In de kleine kamer van Nekhludoff stond een oude leren bank, meerdere van dezelfde stoelen; een uitgespreide oude Boston-tafel met papieren erop en een oude Engelse vleugel. Tussen de ramen hing een grote spiegel in een oude vergulde lijst. Op de vloer, bij de tafel, lagen stapels papieren, boeken en rekeningen.Over het algemeen had de hele kamer een ruggengraat en grillig uiterlijk; en deze woonstoornis stond in schril contrast met de primitieve decoratie van de andere kamers van het grote huis. Nekhlyudov betrad de kamer en gooide boos zijn hoed op tafel en ging op de stoel voor de piano zitten.
'Wilt u ontbijten, excellentie?' Zei de lange, verschrompelde oude vrouw die op dat moment was binnengekomen, in een pet, een grote sjaal en een katoenen jurk.
"Nee, ik heb er geen zin in, oppas", zei hij en dacht opnieuw na.
- Oh, Vader Dmitry Nikolayevich, wat mis je? Op een dag alleen. Als we maar naar de stad of naar de buren gingen. Ik wou dat ik naar mijn tante ging: ze schreef de waarheid ...
Nekhlyudov werd steeds droeviger. Met zijn rechterhand begon hij piano te spelen. Daarna kwam hij dichterbij en begon twee handen te spelen. De akkoorden die hij nam waren niet helemaal correct, maar hij vulde het missen aan met verbeeldingskracht.
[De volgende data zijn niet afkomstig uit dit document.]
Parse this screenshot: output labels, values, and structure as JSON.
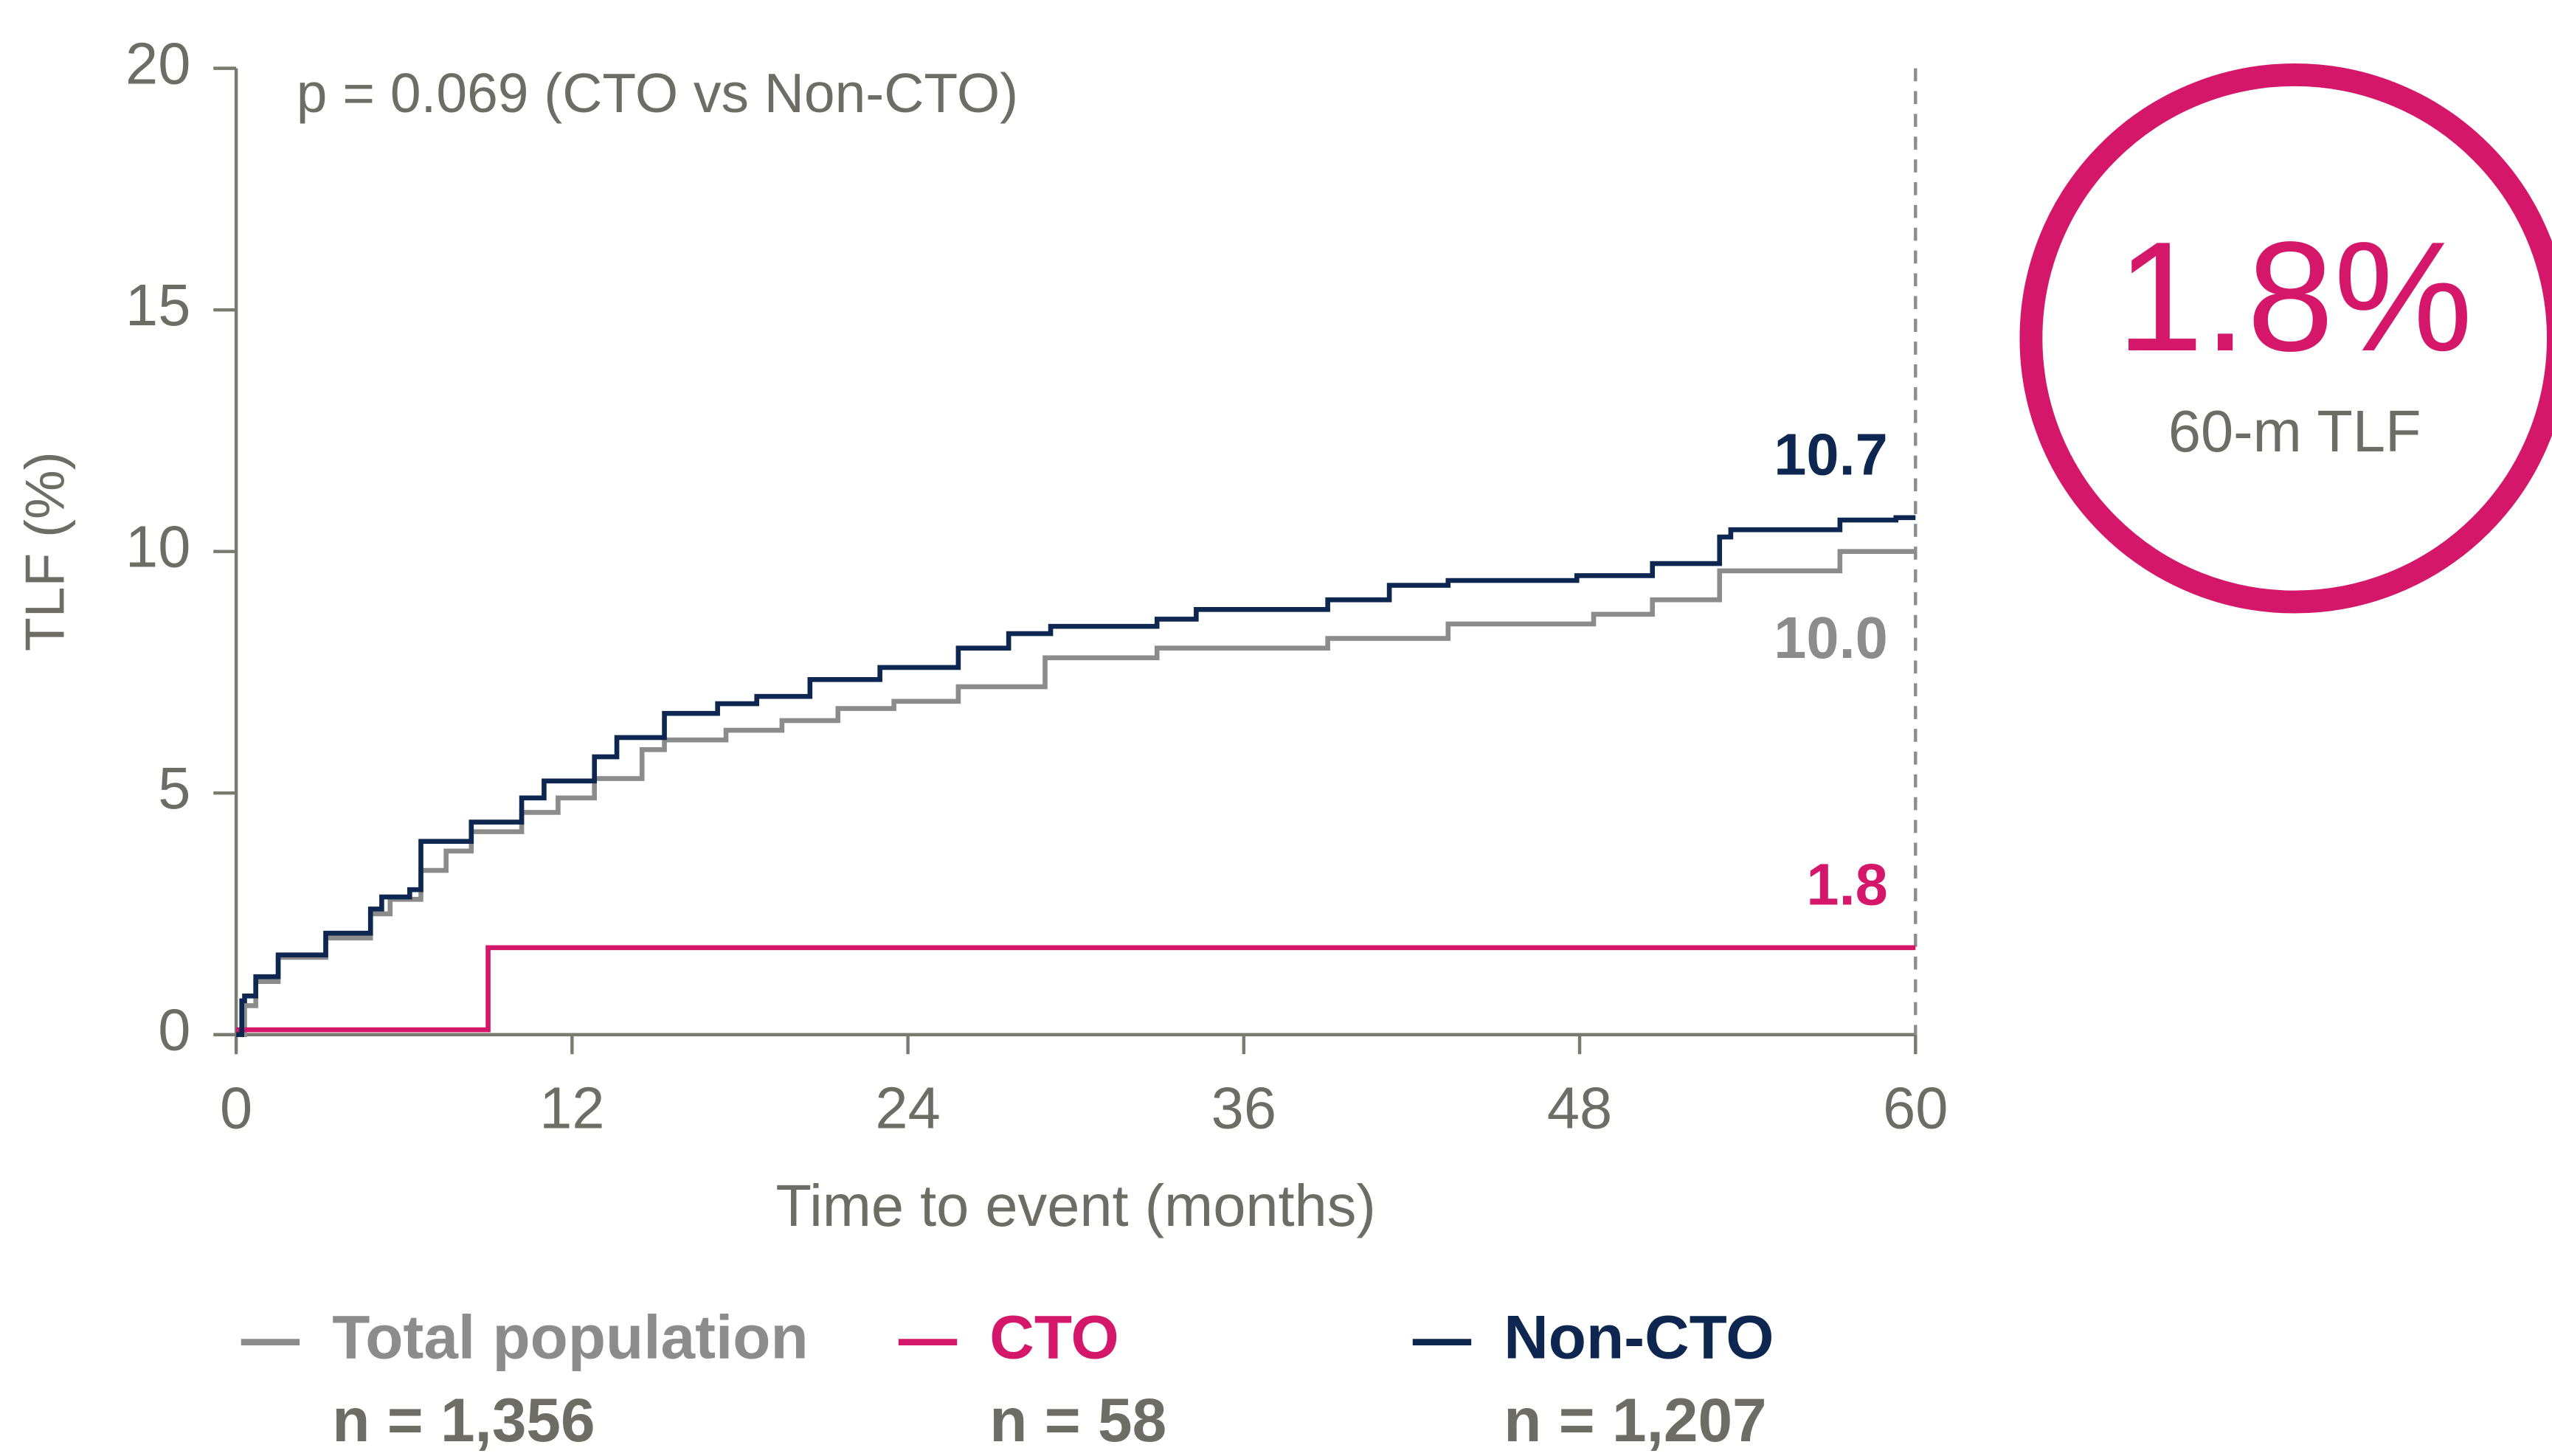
{
  "chart_data": {
    "type": "line",
    "step": true,
    "ylabel": "TLF (%)",
    "xlabel": "Time to event (months)",
    "annotation": "p = 0.069 (CTO vs Non-CTO)",
    "xlim": [
      0,
      60
    ],
    "xticks": [
      0,
      12,
      24,
      36,
      48,
      60
    ],
    "ylim": [
      0,
      20
    ],
    "yticks": [
      0,
      5,
      10,
      15,
      20
    ],
    "callout": {
      "text": "1.8%",
      "label": "60-m TLF",
      "color": "#d4176b"
    },
    "series": [
      {
        "name": "Total population",
        "n": "n = 1,356",
        "color": "#8c8c8c",
        "x": [
          0,
          0.3,
          0.7,
          1.5,
          3.2,
          4.8,
          5.5,
          6.6,
          7.5,
          8.4,
          10.2,
          11.5,
          12.8,
          14.5,
          15.3,
          17.5,
          19.5,
          21.5,
          23.5,
          25.8,
          28.9,
          32.9,
          39.0,
          43.3,
          48.5,
          50.6,
          53.0,
          57.3,
          60
        ],
        "values": [
          0,
          0.6,
          1.1,
          1.6,
          2.0,
          2.5,
          2.8,
          3.4,
          3.8,
          4.2,
          4.6,
          4.9,
          5.3,
          5.9,
          6.1,
          6.3,
          6.5,
          6.75,
          6.9,
          7.2,
          7.8,
          8.0,
          8.2,
          8.5,
          8.7,
          9.0,
          9.6,
          10.0,
          10.0
        ],
        "end_label": {
          "value": 10.0,
          "label": "10.0"
        }
      },
      {
        "name": "CTO",
        "n": "n = 58",
        "color": "#d4176b",
        "x": [
          0,
          9.0,
          60
        ],
        "values": [
          0.1,
          1.8,
          1.8
        ],
        "end_label": {
          "value": 1.8,
          "label": "1.8"
        }
      },
      {
        "name": "Non-CTO",
        "n": "n = 1,207",
        "color": "#0d2750",
        "x": [
          0,
          0.2,
          0.3,
          0.7,
          1.5,
          3.2,
          4.8,
          5.2,
          6.2,
          6.6,
          8.4,
          10.2,
          11.0,
          12.8,
          13.6,
          15.3,
          17.2,
          18.6,
          20.5,
          23.0,
          25.8,
          27.6,
          29.1,
          32.9,
          34.3,
          39.0,
          41.2,
          43.3,
          47.9,
          50.6,
          53.0,
          53.4,
          57.3,
          59.3,
          60
        ],
        "values": [
          0,
          0.7,
          0.8,
          1.2,
          1.65,
          2.1,
          2.6,
          2.85,
          3.0,
          4.0,
          4.4,
          4.9,
          5.25,
          5.75,
          6.15,
          6.65,
          6.85,
          7.0,
          7.35,
          7.6,
          8.0,
          8.3,
          8.45,
          8.6,
          8.8,
          9.0,
          9.3,
          9.4,
          9.5,
          9.75,
          10.3,
          10.45,
          10.65,
          10.7,
          10.7
        ],
        "end_label": {
          "value": 10.7,
          "label": "10.7"
        }
      }
    ]
  }
}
Het leek hem dat de dikke figuur van Davydka Bely, zijn moeder, dan de verpleegster, dan het blonde hoofd van zijn toekomstige vrouw, om de een of andere reden in tranen was. Of hij ziet Churis, zijn enige zoon, dan de moeder van Juhvanka, dan herinnert hij zich de vlucht van de imker. Plots ziet hij drie paarden en een mooie, sterke figuur van Ilyushka. Hij stelde zich voor hoe 's ochtends vroeg een kar werd vervoerd en dat goedgevoede paarden met dikke benen bergopwaarts trokken. Hier is de avond. Het konvooi arriveerde bij de herberg, een heerlijk diner in een hete hut. En hier is de nacht op het geurige hooi. "Mooi hoor!" - Nekhlyudov fluistert tegen zichzelf; en de gedachte: waarom is hij niet Ilyushka - komt ook naar hem toe.